Joe hurried to load his four-wheel drive extended cab truck, shutting down his memories from force of habit. Jefferson jumped into the backseat and promptly curled onto his blanket. He’d be asleep within minutes. Smart dog, conserving his energy for the brutal search ahead.

Maggie climbed into the passenger side. “You got directions?”

“Yes.”

Twenty years ago, when they met, she wouldn’t have asked. They’d been paired together with their dogs, working a mudslide that had trapped hikers on the Superior Trail, and they’d trusted each other—and their feelings--as instinctively as they’d trusted their SAR dogs. Within two weeks he’d moved into her cottage in Grand Marsais.

“To see if our dogs are as compatible as we are,” Joe had teased her.

“If they’re not, I’m getting a different dog.”

Theirs had been a perfect match, both human and canine. Joe had planned to work the search and rescue missions with his wife until they grew too old, and then spend their retirement fishing and boating and dropping hints to Kate to make them doting grandparents.
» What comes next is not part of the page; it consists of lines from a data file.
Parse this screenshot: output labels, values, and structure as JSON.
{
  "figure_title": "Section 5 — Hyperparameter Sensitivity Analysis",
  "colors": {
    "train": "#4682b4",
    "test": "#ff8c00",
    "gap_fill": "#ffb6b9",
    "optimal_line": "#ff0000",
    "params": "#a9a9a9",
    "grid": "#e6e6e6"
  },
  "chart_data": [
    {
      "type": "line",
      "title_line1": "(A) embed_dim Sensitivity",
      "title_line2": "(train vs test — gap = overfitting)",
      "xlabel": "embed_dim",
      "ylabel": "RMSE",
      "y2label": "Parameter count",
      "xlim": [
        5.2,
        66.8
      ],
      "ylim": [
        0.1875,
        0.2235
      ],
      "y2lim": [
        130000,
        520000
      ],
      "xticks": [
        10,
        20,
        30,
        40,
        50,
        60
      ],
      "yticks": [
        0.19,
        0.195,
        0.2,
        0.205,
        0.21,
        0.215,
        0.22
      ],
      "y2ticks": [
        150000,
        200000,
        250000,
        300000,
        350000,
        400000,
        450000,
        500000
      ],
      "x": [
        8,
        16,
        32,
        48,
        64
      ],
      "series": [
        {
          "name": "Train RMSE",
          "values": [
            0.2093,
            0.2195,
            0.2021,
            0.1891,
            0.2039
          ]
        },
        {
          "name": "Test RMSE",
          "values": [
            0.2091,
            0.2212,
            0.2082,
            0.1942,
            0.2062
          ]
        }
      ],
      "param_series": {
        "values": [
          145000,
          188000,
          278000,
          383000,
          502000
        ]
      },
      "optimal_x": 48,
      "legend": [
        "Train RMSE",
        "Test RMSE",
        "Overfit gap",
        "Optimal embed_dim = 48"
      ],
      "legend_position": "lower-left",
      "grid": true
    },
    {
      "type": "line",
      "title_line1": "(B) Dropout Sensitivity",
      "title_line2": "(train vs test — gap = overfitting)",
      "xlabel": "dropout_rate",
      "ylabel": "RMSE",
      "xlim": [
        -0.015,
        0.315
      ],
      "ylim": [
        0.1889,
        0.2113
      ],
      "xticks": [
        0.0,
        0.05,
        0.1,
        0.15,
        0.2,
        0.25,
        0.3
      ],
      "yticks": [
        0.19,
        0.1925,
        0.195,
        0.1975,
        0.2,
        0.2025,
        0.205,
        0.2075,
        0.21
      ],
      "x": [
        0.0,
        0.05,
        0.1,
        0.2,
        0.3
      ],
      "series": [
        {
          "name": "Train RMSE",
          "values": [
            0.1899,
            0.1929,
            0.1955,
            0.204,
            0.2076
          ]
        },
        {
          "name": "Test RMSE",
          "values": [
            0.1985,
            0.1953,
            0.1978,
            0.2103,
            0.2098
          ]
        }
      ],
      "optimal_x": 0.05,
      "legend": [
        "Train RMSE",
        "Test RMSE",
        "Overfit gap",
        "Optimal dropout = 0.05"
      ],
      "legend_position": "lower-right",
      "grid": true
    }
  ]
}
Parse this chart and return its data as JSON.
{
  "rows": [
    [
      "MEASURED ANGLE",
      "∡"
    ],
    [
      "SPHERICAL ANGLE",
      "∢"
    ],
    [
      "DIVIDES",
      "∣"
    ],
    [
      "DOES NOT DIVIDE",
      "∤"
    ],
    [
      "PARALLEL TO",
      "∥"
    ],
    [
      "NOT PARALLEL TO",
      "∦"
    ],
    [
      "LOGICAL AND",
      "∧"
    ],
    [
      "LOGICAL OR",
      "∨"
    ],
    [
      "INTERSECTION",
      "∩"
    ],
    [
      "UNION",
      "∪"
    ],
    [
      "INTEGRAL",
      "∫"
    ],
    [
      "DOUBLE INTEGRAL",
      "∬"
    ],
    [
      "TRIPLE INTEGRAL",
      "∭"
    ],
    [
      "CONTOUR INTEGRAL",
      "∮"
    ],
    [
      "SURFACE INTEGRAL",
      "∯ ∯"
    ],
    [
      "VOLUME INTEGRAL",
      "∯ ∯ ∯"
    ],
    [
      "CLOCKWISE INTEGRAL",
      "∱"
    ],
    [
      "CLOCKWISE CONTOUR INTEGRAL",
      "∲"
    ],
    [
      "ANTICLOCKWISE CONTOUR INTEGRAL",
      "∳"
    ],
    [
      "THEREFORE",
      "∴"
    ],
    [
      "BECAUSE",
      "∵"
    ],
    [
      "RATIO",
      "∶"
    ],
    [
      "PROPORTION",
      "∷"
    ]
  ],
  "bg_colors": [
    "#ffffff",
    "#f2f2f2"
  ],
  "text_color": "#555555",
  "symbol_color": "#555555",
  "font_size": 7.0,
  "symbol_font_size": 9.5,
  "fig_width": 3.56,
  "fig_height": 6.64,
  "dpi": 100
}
Now, Maggie sighed and leaned her head against the back of the seat.

“You should sleep while you have the chance.”

“I can’t.” She turned to him in the darkened cab. “I’m fine.”

Joe let her lie slide. The last time she’d said she was fine and really meant it, she’d been holding their baby daughter, watching him load up Clint, his German shepherd air scent dog, for the massive search and rescue after the 9-11 attack on the World Trade Towers.

He tried to shut down the memories, but the stress of his missing daughter and the lull of driving through the darkness in a silent cab on a road with few travelers opened a floodgate. The horrors he’d locked out for years came pouring back. The ash, everything covered with ash, the acrid scent of burning jet fuel, the charred bodies they’d found, one after the other.